Die Zahl der abgegebenen Medikamente ging im Jahr 2025 um 1,5 Prozent auf 749 Millionen zurück. Parallel dazu hat sich die Apothekenvergütung kaum verändert. Ein erhöhter Honorarabschlag zu Jahresbeginn belastete die Apotheken zusätzlich. Die prozentuale Honorar-Komponente konnte ein weiteres Absinken der Gesamtvergütung lediglich abmildern. Die exakten Berechnungen zum Apothekenhonorar für 2025 liegen derzeit noch nicht vor, im Vergleich dazu betrug die Vergütung im Jahr 2024 rund 5,84 Milliarden Euro.

„Die Krankenkassen geben mehr Geld für weniger Medikamente aus“, sagte DAV-Vorsitzender Dr. Hans-Peter Hubmann. „Neue und innovative Arzneimittel sind oft teurer als ihre Vorgänger. Mit einer bedarfsgerechten Verordnung lassen Ärztinnen und Ärzte ihre Patientinnen und Patienten am medizinischen Fortschritt teilhaben – und das ist auch gut so.“

Hubmann kritisierte zugleich die finanzielle Lage der Apotheken: „Seit 2013 musste jede fünfte Apotheke schließen, weil die Kosten um 65 Prozent gestiegen sind. Das Festhonorar wurde seitdem nicht angepasst, obwohl im Koalitionsvertrag eine Erhöhung auf 9,50 Euro vereinbart wurde.“

  • Arzneimittelausgaben der GKV steigen um 4,9 Prozent
  • Abgegebene Medikamentenzahl sinkt um 1,5 Prozent
  • Apothekenhonorar stagniert trotz steigender Betriebskosten

Welche Bedeutung das für die Region hat, zeigt der folgende Abschnitt.
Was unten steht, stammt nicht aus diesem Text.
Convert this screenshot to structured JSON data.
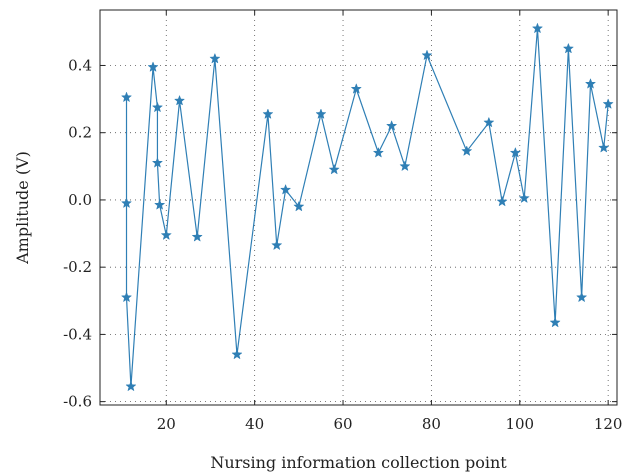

Bedeutung für die Region und Ausblick

Vor allem für Patientinnen und Patienten in der Region ist die Versorgungssicherheit durch zahlreiche Apotheken wichtig. Die zunehmende finanzielle Belastung kann dazu führen, dass Apotheken weiterhin schließen, was die Zugänglichkeit zu Arzneimitteln erschwert. Die Forderungen des Apothekerverbands richten sich an Bundestag, Bundesregierung und Bundesrat, um das Apothekenhonorar zu erhöhen und damit die wohnortnahe Versorgung zu sichern.

Die Entwicklungen im Arzneimittelsektor werden auf regionalupdate.de weiterhin begleitet. Für detaillierte Informationen zum Thema Arzneimittelausgaben informiert die Webseite des ABDA Bundesvereinigung Deutscher Apothekerverbände.

Eine Anpassung der Vergütung gilt als notwendiger Schritt, um die Apothekenlandschaft zu stabilisieren und damit eine patientenorientierte Versorgung aufrechtzuerhalten. Weitere Entscheidungen im Gesetzgebungsverfahren werden in diesem Jahr erwartet.